Chapter 10 Cluster Analysis
10.1 Why Cluster Analysis Matters in Marketing
Cluster analysis is one of the most widely used tools in marketing analytics for market segmentation. Unlike regression or classification models, cluster analysis is an unsupervised learning technique: there is no dependent variable. Instead, the objective is to identify groups of customers who are similar to one another and meaningfully different from customers in other groups.
In marketing contexts, cluster analysis is commonly used to:
- Identify distinct customer segments
- Support targeting and positioning decisions
- Inform product design and messaging strategy
- Provide structure for downstream analysis and managerial reporting
Because cluster analysis does not optimize a predictive objective, interpretation and managerial judgment play a central role in determining whether a solution is useful.
10.2 The ffseg Dataset
This chapter uses the ffseg dataset, which contains survey responses related to fast-food consumption behaviors, attitudes, and demographics.
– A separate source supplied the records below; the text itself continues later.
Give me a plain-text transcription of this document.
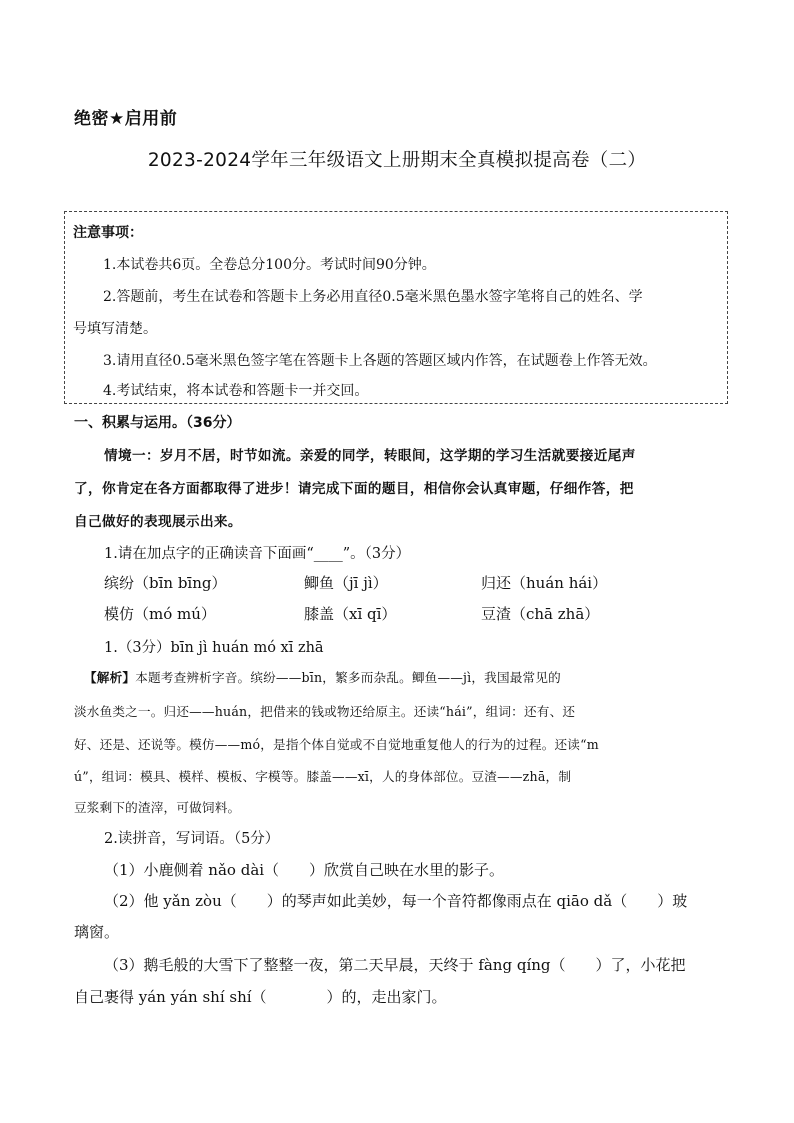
绝密★启用前
2023-2024学年三年级语文上册期末全真模拟提高卷（二）
注意事项：
1.本试卷共6页。全卷总分100分。考试时间90分钟。
2.答题前，考生在试卷和答题卡上务必用直径0.5毫米黑色墨水签字笔将自己的姓名、学
号填写清楚。
3.请用直径0.5毫米黑色签字笔在答题卡上各题的答题区域内作答，在试题卷上作答无效。
4.考试结束，将本试卷和答题卡一并交回。
一、积累与运用。（36分）
情境一：岁月不居，时节如流。亲爱的同学，转眼间，这学期的学习生活就要接近尾声
了，你肯定在各方面都取得了进步！请完成下面的题目，相信你会认真审题，仔细作答，把
自己做好的表现展示出来。
1.请在加点字的正确读音下面画“____”。（3分）
缤纷（bīn bīng）	鲫鱼（jī jì）	归还（huán hái）
模仿（mó mú）	膝盖（xī qī）	豆渣（chā zhā）
1.（3分）bīn jì huán mó xī zhā
【解析】本题考查辨析字音。缤纷——bīn，繁多而杂乱。鲫鱼——jì，我国最常见的
淡水鱼类之一。归还——huán，把借来的钱或物还给原主。还读“hái”，组词：还有、还
好、还是、还说等。模仿——mó，是指个体自觉或不自觉地重复他人的行为的过程。还读“m
ú”，组词：模具、模样、模板、字模等。膝盖——xī，人的身体部位。豆渣——zhā，制
豆浆剩下的渣滓，可做饲料。
2.读拼音，写词语。（5分）
（1）小鹿侧着 nǎo dài（　　）欣赏自己映在水里的影子。
（2）他 yǎn zòu（　　）的琴声如此美妙，每一个音符都像雨点在 qiāo dǎ（　　）玻
璃窗。
（3）鹅毛般的大雪下了整整一夜，第二天早晨，天终于 fàng qíng（　　）了，小花把
自己裹得 yán yán shí shí（　　　　）的，走出家门。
Each row represents an individual consumer.
The dataset includes:
- Numeric attitudinal and behavioral variables suitable for segmentation
- Demographic and categorical variables used for describing clusters after they are formed
10.3 Hierarchical Agglomerative Clustering
10.3.1 Conceptual Overview
Hierarchical agglomerative clustering builds clusters from the bottom up. Each observation starts as its own cluster, and clusters are successively merged based on similarity until all observations belong to a single cluster.
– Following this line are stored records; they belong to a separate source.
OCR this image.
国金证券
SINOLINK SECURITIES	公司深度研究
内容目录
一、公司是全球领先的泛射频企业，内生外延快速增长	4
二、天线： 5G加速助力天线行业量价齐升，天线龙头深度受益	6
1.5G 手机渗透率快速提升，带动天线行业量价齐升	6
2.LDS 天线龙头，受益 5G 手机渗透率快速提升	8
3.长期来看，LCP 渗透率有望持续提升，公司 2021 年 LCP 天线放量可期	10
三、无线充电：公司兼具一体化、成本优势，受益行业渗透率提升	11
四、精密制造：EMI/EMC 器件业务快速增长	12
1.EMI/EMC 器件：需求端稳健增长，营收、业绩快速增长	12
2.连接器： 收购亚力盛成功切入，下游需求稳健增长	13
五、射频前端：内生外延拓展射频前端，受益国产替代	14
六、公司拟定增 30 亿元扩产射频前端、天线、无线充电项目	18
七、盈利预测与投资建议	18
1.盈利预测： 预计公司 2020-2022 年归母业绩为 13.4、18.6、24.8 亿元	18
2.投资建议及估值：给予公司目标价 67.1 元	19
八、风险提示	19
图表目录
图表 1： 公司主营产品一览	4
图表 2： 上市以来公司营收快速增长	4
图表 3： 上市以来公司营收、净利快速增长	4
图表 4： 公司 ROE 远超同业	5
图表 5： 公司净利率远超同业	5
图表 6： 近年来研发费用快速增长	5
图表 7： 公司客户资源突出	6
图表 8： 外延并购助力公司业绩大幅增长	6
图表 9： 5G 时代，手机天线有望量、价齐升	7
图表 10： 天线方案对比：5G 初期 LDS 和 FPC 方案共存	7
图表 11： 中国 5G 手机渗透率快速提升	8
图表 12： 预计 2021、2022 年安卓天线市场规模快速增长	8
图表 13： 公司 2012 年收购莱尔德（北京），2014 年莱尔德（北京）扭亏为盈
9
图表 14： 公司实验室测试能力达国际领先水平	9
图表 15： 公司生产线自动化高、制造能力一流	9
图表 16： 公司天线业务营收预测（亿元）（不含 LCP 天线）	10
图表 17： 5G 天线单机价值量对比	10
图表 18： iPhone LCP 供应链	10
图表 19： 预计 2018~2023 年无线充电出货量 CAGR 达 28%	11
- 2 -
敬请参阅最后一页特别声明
Key features of hierarchical clustering include:
- No need to specify the number of clusters in advance
- A dendrogram that visualizes the clustering process
- Strong transparency for exploratory segmentation
10.3.2 Initial Hierarchical Clustering Fit
We begin by fitting a hierarchical clustering model using selected segmentation variables from the ffseg dataset. While base R can do this for us in a number of steps, we can more easily do the initial fit using the easy_hc_fit() function from the MKT4320BGSU package.
Usage:
easy_hc_fit(data, vars, dist = c("euc", "euc2", "max", "abs", "bin"),
method = c("ward", "single", "complete", "average"), k_range = 1:10,
standardize = TRUE, show_dend = TRUE, dend_max_n = 300)- where:
datais a data frame containing the full dataset.varsis a character vector of numeric segmentation variable names.distis a distance measure to use. One of: “euc”, “euc2”, “max”, “abs”, “bin”.methodis a linkage method to use. One of: “ward”, “single”, “complete”, “average”.k_rangeis an integer vector of cluster solutions to evaluate (default 1:10; allowed 1–20).standardizeis logical; if TRUE (default), standardizes segmentation variables prior to clustering.show_dendis logical; if TRUE (default), plots a dendrogram (skipped if n > dend_max_n).dend_max_nis an integer for the maximum sample size for drawing a dendrogram (default 300).
When using the easy_hc_fit() function, the results should be saved to an object. The $stop diagnostics table saved in the object provides the necessary results to help decide on a (potential) final solution. The diagnostics table summarizes multiple stopping rules and balance checks across different values of \(k\). No single statistic should be used in isolation when choosing the number of clusters. You can also view the $size_prop table to see the cluster sizes for all potential solutions.
hc_vars <- c("quality", "price", "healthy", "variety", "speed")
hc_fit <- easy_hc_fit(data = ffseg, vars = hc_vars, dist = "euc",
method = "ward", k_range = 2:8)Skipping dendrogram (n > dend_max_n).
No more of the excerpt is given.